Summary: Christ’s glory was hidden in his humanity, affirmed by the Father, and revealed most fully in his suffering.
On Monday we celebrate Martin Luther King, Jr. day. Schools are closed, our church office is closed, some of you have the day off, all to commemorate the life work of Rev. Martin Luther King. The day before Rev. King was assassinated he delivered his final sermon in support of sanitation workers on strike in Memphis, Tennessee. When you read that sermon from April 3, 1968 you get the uncanny feeling that Rev. King knew that his death was drawing near. Listen to Rev. King’s words from the conclusion of his final sermon:
"I don’t know what will happen now. We’ve got some difficult days ahead. But it doesn’t matter to me now. Because I’ve been to the mountaintop. And I don’t mind. Like anybody, I would like to live a long life. Longevity has its place. But I’m not concerned about that now. I just want to do God’s will. And He’s allowed me to go up to the mountain. And I’ve looked over. And I’ve seen the promised land. I may not get there with you. But I want you to know tonight, that we, as a people will get to the promised land. And I’m happy, tonight. I’m not worried about anything. I’m not fearing any man. Mine eyes have seen the glory of the Lord" ("I’ve Been to the Mountaintop" preached on 4/3/68).

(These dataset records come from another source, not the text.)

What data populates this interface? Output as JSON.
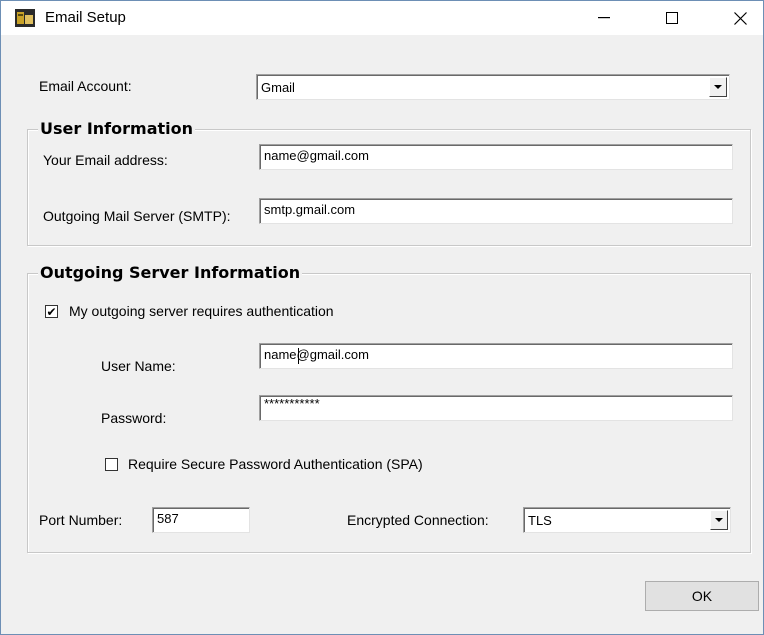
{
  "window": {
    "title": "Email Setup",
    "minimize_glyph": "—",
    "close_glyph": "✕",
    "icon": "app-icon"
  },
  "email_account": {
    "label": "Email Account:",
    "value": "Gmail"
  },
  "user_info": {
    "title": "User Information",
    "email_label": "Your Email address:",
    "email_value": "name@gmail.com",
    "smtp_label": "Outgoing Mail Server (SMTP):",
    "smtp_value": "smtp.gmail.com"
  },
  "outgoing": {
    "title": "Outgoing Server Information",
    "auth_checkbox_label": "My outgoing server requires authentication",
    "auth_checked": true,
    "username_label": "User Name:",
    "username_value": "name@gmail.com",
    "password_label": "Password:",
    "password_value": "***********",
    "spa_checkbox_label": "Require Secure Password Authentication (SPA)",
    "spa_checked": false,
    "port_label": "Port Number:",
    "port_value": "587",
    "encryption_label": "Encrypted Connection:",
    "encryption_value": "TLS"
  },
  "ok_button_label": "OK"
}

Rev. King had a mountaintop experience that showed him what was to come, and that mountaintop experience filled him with peace as he faced his future.
Mountaintop experiences are like that. In the ancient world, people believed that mountains were special places, places where heaven and earth intersected. The ancient Hebrews believed that mountains were places where godly people encountered God in a special way.
I’ve had a few mountaintop experiences myself. Many of my mountaintop experiences were at Men’s Retreats with our church in the mountains of Wrightwood. I remember sensing God’s direction for my life with a new clarity at one men’s retreat. At other mountaintop experiences I’ve sensed God’s affirmation in my life in a new way or received new insight into myself. At a staff retreat last year I remember sensing God speak to me about a unique need in of one of our staff members and how to best meet that need. There’s something about the smell of pine and brisk wind blowing through your hair, the sights and sounds of the forest, and the solitude of a mountain peak that opens your heart to God in a unique way.
But the problem with mountaintop experiences is that you eventually have to come down the hill. Rev. King had to come down from his mountaintop experience and face the reality of a bullet that would take his life. I remember sinking into a brief depression after some of my mountaintop experiences. You see, after the intensity of the mountaintop, we come back to the normal routine, and the two seem to collide. As one person once said about coming down from the mountaintop, "After the ecstasy comes the laundry." And it’s kind of hard to get excited about the routine things of life. Billy Graham once said, "Mountaintops are for view and inspiration, but fruit is grown in the valleys."